Our immune system’s struggle to distinguish “what is self and what is alien” is fantastically complex. After all, we need to eat and absorb those alien nutrients into our bloodstream. And our guts are jammed with a “microbiome” of helpful bacteria that must be allowed to thrive. On the other hand, sometimes our own cells go rogue, multiplying out of control and becoming cancerous. The immune system needs to detect that too, marshaling the gendarmes to attack these formerly friendly cells.

It’s a tightrope act: When the immune system is too sluggish, as is the case with AIDS sufferers, the body is overwhelmed with opportunistic infections. But we also face a growing threat from overactive immune systems. Twenty percent of the population today suffers from some form of autoimmune disease. Our obsessively sanitary lifestyles are partly to blame: When our immune systems don’t have enough exposure to actual pathogens, it seems, they turn hypersensitive.

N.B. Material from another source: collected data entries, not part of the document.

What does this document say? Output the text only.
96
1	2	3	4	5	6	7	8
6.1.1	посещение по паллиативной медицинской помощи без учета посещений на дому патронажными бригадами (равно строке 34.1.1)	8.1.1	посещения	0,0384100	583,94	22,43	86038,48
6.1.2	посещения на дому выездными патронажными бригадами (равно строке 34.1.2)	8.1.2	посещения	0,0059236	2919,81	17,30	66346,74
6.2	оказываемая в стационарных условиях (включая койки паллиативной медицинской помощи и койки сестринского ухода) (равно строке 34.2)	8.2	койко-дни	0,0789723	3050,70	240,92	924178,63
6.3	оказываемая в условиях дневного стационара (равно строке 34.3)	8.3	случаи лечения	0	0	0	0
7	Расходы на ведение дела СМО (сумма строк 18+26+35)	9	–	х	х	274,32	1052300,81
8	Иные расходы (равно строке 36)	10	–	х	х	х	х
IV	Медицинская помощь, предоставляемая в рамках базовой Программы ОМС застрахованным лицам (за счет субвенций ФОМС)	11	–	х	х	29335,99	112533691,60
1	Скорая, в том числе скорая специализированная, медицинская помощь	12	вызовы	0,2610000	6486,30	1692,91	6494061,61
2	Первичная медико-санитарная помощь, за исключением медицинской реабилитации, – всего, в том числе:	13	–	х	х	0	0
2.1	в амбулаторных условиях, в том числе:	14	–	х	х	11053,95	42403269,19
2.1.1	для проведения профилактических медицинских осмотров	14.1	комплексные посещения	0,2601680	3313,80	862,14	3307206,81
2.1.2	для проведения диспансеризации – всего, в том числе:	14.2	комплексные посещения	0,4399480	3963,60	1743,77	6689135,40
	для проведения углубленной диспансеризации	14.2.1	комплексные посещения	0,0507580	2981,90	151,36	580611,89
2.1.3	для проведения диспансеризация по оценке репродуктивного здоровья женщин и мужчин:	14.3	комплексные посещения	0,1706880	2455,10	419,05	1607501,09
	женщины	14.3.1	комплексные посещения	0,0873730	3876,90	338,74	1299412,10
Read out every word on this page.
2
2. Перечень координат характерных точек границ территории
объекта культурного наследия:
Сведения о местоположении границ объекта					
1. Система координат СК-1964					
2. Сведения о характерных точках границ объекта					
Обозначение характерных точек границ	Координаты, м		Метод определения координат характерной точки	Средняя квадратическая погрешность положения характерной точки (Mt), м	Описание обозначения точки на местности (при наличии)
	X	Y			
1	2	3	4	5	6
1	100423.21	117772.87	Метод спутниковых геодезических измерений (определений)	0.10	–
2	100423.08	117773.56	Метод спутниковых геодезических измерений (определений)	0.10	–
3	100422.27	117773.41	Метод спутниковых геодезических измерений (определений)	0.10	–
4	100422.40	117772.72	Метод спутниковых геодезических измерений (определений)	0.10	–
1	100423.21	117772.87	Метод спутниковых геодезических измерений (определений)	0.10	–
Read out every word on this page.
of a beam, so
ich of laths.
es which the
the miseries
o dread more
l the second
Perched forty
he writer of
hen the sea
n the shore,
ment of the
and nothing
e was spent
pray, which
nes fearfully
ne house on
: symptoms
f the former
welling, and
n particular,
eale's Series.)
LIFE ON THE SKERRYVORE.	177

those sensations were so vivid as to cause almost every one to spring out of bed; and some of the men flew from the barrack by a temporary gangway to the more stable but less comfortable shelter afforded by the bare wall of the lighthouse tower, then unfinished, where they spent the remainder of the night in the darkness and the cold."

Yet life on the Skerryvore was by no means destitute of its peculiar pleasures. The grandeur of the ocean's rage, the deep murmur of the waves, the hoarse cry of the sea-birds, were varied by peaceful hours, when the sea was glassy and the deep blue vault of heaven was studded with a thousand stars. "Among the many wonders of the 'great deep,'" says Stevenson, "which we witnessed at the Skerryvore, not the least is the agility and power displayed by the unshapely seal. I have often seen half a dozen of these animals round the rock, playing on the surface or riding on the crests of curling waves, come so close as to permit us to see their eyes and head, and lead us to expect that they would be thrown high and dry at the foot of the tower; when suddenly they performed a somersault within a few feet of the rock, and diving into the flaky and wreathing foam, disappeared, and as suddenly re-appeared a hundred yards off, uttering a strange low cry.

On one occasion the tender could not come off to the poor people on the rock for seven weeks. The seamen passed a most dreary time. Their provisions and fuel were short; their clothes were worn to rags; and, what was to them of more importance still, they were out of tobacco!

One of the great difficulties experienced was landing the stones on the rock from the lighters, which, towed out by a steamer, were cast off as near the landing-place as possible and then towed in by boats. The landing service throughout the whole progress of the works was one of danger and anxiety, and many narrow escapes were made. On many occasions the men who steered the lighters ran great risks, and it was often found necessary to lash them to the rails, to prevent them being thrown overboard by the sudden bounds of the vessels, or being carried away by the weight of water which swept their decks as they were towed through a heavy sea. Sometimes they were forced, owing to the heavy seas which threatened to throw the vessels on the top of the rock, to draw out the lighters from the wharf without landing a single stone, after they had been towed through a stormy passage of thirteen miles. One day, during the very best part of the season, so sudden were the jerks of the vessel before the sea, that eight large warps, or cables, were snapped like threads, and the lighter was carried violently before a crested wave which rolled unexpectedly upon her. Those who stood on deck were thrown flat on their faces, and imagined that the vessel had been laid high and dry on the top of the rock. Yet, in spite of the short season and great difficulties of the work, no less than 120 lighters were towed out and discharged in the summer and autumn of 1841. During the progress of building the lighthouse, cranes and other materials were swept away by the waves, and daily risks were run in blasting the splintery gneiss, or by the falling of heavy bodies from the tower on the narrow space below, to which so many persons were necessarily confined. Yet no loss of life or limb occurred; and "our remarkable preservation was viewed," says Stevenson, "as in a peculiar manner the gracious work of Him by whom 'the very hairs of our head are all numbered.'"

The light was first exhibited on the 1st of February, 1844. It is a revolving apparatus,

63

One researcher advises that children should “eat a pound of dirt a day.” He’s only half kidding.

Richtel’s other helpful device is people. He writes that he wants his book to be “less textbook than tale,” and he succeeds partly by explaining the science through the stories of the people most closely involved. We meet many of the researchers behind key breakthroughs, including the National Institutes of Health’s Anthony Fauci, who helped crack the code of HIV/AIDS. Richtel also follows the stories of four people whose lives were dramatically shaped by the quirks of their own immune systems, two men and two women living with either HIV, an autoimmune disorder, or cancer. 

The most compelling of these concerns Richtel’s lifelong friend Jason Greenstein, a quirky free spirit who was struck with an aggressive case of Hodgkin’s lymphoma in midlife. In a dual role as friend and journalist, Richtel accompanies Greenstein in his long journey through treatment. Cancer is one of those diseases that can trick the immune system into standing down. Greenstein’s doctors go to extraordinary lengths to try to reboot his, including a bone-marrow transplant. Richtel calls this “a terrible, evil, nuclear-winter-level therapy” but explains how, if successful, the transplant provides new stem cells that can rebuild a patient’s immune system from scratch. 

Seeing Greenstein’s doctors push the outer limits of treatment—and following the long efforts to unlock the secrets of HIV/AIDS and autoimmune illnesses—gives us an appreciation for the grueling work behind every breakthrough. Scientific knowledge isn’t pronounced from on high by lab-coated authorities. It is earned through daily struggle and tested through endless setbacks. Books like An Elegant Defense give mainstream readers insights into that process, insights that run deeper than those a textbook might provide. When we understand how science really works, perhaps we will be a bit less susceptible to anti-scientific seductions. Richtel’s elegant analogies and compelling human stories will help us remember the basic concepts of modern immunology long after the jargon and acronyms have been forgotten.